«Con questa proprietà noi sempre in bilico»

Voci dal presidio davanti allo stabilimento, dagli anni d’oro del gruppo Faroni alla crisi attuale

CANISTRO. Quando la Santa Croce era in mano al gruppo Faroni si contavano quasi 100 dipendenti. L’azienda era fiorente e tutti avevano imparato a bere quell’acqua perfetta per far abbassare la pressione e per curare altre patologie. Negli anni, però, il numero dei lavoratori invece di crescere è andato via via diminuendo e oggi nell’azienda che imbottiglia l’acqua della Sponga si contano solo 75 operai. Hanno in media 50 anni, la maggior parte sono sposati con figli. C’è chi ha il mutuo da pagare, chi le rate delle macchina, chi invece le tasse universitarie dei ragazzi. Vanno avanti attingendo dai risparmi di famiglia, ma non sanno fino a quando ce la faranno. È dura lavorare a singhiozzo come hanno fatto loro negli ultimi anni. Ancora più difficile è alzarsi la mattina sapendo che da un momento all’altro il lavoro potrebbe non esserci più.
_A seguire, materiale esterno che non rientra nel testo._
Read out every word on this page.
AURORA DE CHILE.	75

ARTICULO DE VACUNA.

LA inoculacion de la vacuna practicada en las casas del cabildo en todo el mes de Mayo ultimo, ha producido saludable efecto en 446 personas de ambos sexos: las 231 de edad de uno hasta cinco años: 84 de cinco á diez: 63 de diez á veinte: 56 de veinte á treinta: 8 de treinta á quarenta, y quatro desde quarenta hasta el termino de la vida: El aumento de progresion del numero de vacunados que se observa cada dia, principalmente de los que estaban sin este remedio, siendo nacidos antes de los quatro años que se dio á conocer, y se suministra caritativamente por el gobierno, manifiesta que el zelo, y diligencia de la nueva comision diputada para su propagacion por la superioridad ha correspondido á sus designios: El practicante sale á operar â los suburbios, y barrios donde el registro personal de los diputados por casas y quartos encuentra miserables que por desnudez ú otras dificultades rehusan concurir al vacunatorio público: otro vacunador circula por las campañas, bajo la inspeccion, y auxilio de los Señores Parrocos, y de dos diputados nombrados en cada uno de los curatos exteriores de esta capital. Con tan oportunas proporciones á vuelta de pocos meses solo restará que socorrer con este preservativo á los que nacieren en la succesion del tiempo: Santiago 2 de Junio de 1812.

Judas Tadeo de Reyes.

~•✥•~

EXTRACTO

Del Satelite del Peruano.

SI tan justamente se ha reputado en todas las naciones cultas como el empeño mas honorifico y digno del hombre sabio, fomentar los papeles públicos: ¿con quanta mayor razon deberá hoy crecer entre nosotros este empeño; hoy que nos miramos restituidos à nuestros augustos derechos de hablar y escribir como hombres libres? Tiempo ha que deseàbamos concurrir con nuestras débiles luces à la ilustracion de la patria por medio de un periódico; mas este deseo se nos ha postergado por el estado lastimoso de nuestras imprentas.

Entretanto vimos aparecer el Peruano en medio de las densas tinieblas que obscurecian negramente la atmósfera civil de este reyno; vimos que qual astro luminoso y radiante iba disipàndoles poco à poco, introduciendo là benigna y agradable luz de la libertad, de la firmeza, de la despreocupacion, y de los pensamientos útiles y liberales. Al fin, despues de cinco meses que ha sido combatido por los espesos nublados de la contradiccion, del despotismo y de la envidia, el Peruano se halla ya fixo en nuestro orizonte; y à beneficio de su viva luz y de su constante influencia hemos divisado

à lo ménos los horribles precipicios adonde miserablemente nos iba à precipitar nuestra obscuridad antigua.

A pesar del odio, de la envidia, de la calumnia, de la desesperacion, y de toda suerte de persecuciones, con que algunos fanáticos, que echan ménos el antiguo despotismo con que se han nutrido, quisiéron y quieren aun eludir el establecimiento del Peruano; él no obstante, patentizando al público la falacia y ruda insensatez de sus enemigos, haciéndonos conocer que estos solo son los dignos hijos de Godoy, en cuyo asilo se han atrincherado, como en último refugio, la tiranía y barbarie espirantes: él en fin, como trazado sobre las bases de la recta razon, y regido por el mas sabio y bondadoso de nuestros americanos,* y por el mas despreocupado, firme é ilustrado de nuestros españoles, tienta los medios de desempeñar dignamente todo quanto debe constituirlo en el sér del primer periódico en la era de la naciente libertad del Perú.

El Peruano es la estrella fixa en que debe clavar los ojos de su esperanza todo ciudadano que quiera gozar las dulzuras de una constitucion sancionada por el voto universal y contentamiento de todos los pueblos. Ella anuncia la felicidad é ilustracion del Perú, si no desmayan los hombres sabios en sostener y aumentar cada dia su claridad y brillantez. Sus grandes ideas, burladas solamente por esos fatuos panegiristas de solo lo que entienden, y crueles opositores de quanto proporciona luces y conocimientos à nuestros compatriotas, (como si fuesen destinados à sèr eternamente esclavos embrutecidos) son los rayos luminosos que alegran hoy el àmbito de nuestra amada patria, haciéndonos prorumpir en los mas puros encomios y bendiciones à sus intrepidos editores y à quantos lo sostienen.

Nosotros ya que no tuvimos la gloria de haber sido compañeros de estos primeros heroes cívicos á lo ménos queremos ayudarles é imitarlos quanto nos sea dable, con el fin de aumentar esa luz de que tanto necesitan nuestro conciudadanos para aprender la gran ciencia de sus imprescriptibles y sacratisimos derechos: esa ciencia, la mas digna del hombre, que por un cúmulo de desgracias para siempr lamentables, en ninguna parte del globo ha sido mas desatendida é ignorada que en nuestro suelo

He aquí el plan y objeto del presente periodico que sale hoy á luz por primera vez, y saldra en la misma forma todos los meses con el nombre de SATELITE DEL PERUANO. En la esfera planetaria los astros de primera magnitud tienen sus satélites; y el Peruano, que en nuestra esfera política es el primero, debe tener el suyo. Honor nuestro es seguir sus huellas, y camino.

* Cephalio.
«Da quando è arrivato Colella c’è sempre stata la cassa integrazione», spiega Maurizio Bisegna, fisso nel presidio di Canistro insieme con i colleghi, «siamo sempre stati sul filo del rasoio. Al lavoro c’erano 20, 22 persone al massimo, a volte anche meno. Doveva essere applicata una rotazione che, di fatto, non c’è mai stata. Siamo andati avanti per anni così, senza certezze, e oggi siamo arrivati a questo punto». Mentre il dipendente della Santa Croce racconta quello che sta vivendo sulla sua pelle gli si radunano intorno colleghi e residenti che scuotono la testa in segno di rassegnazione. Ognuno dice la sua, ognuno racconta un episodio vissuto in quello stabilimento che rappresenta il polmone economico del paese. La maggior parte dei dipendenti dell’azienda abita a Canistro o negli altri paesi della Valle Roveto e si conoscono tutti tra loro. Gioie e dolori vengono condivisi e ora anche le difficoltà economiche che ognuno sta vivendo. «Noi rimaniamo qui fino all’ultimo respiro», precisa Giovanni Di Biagio mentre guarda gli altri colleghi. «È l’unico modo che abbiamo per difendere i nostri diritti. Io, durante l’assemblea di giovedì, non volevo votare a favore dell’accordo, ma poi, alla fine, ho accettato. Doveva essere cosa fatta e invece poi Colella non ha accettato. Ma come si fa ad andare avanti così? Il 24 scade la procedura di mobilità e non sappiamo nulla di ciò che ci aspetta». (e.b.)